A major strength of this meta-analysis is that we investigated the effect of intravenous vitamin C as a monotherapy on outcomes in sepsis. As opposed to studies of vitamin C in combination therapies and/or via different routes of administration, our study results can show the effect of vitamin C more clearly. Moreover, we reviewed both animal and human studies with clearly reported outcomes, which makes the results more comprehensive and compensates for the lack of human research. Additionally, all the included human studies were RCTs, and two recent RCTs with larger sample sizes had not been included in any previous meta-analyses. Findings from RCTs are considered to be more transparent and consistent. Finally, GRADE assessment was conducted in this meta-analysis to estimate the external validity of the evidence in human studies. We appraised that it is helpful for clinical decision making.
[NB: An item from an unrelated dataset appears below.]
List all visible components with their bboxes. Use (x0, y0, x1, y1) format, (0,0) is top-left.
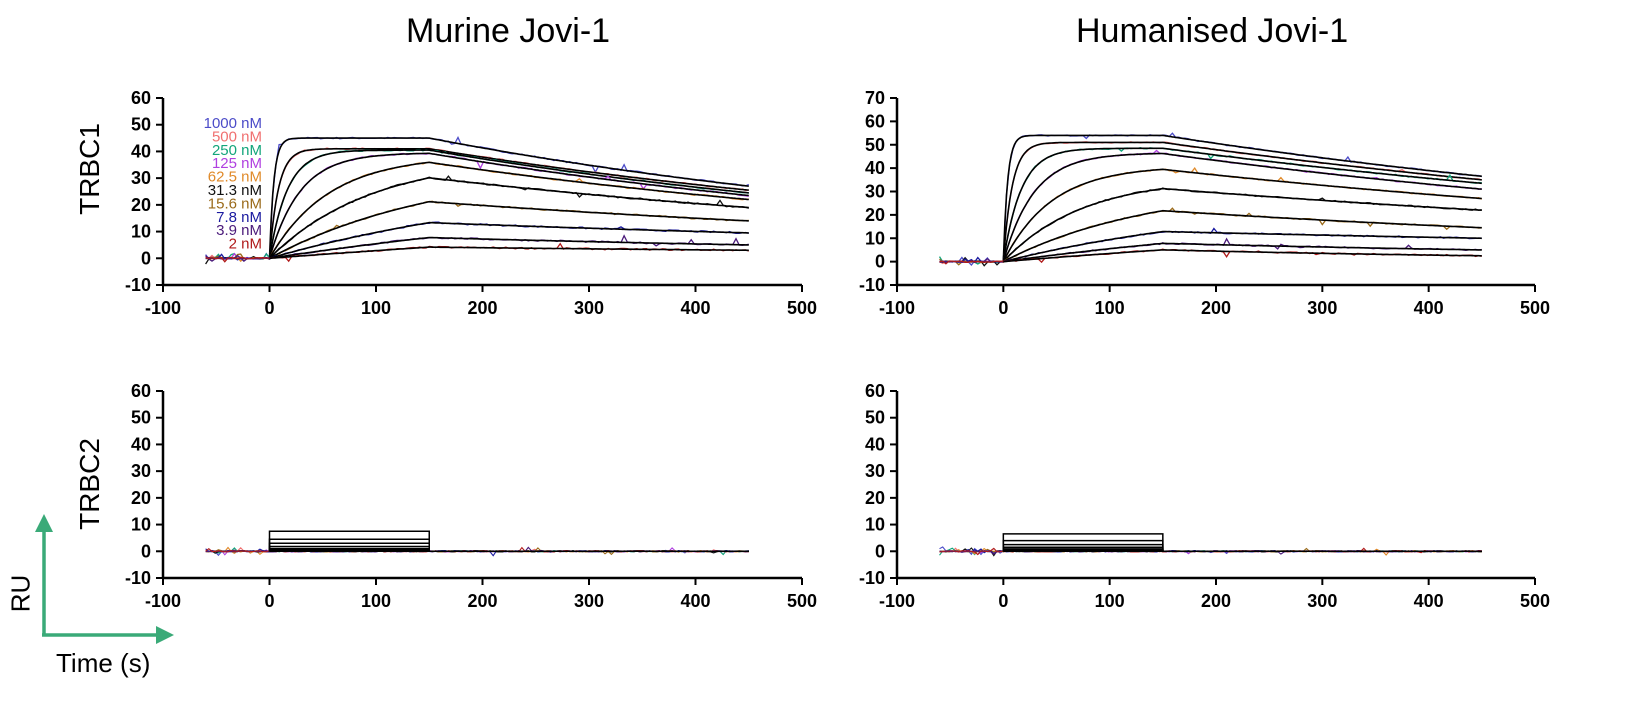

There are several limitations in this systematic review. First, the SYRCLE risk of bias summary showed that all animal studies had high bias, so the overall effects might be spurious. Second, publication bias could not be assessed due to the limited number of included studies. Third, low plasma levels of vitamin C are associated with adverse outcomes, including severity of organ failure, disease and mortality. However, we excluded populations with vitamin C deficiency and ignored the plasma levels of vitamin C in the enrolled patients. Therefore, no assessment was performed in the ascorbate-deficient population. Fourth, because only five human studies were included, the subgroup analyses of different doses to find the optimal dose of vitamin C were limited. Finally, focusing on the isolated administration of vitamin C may exaggerate its effect because some of the included patients received hydrocortisone, one recommended treatment in sepsis, especially in septic shock. However, hydrocortisone and vitamin C have several common functions, which will increase the effect of vitamin C.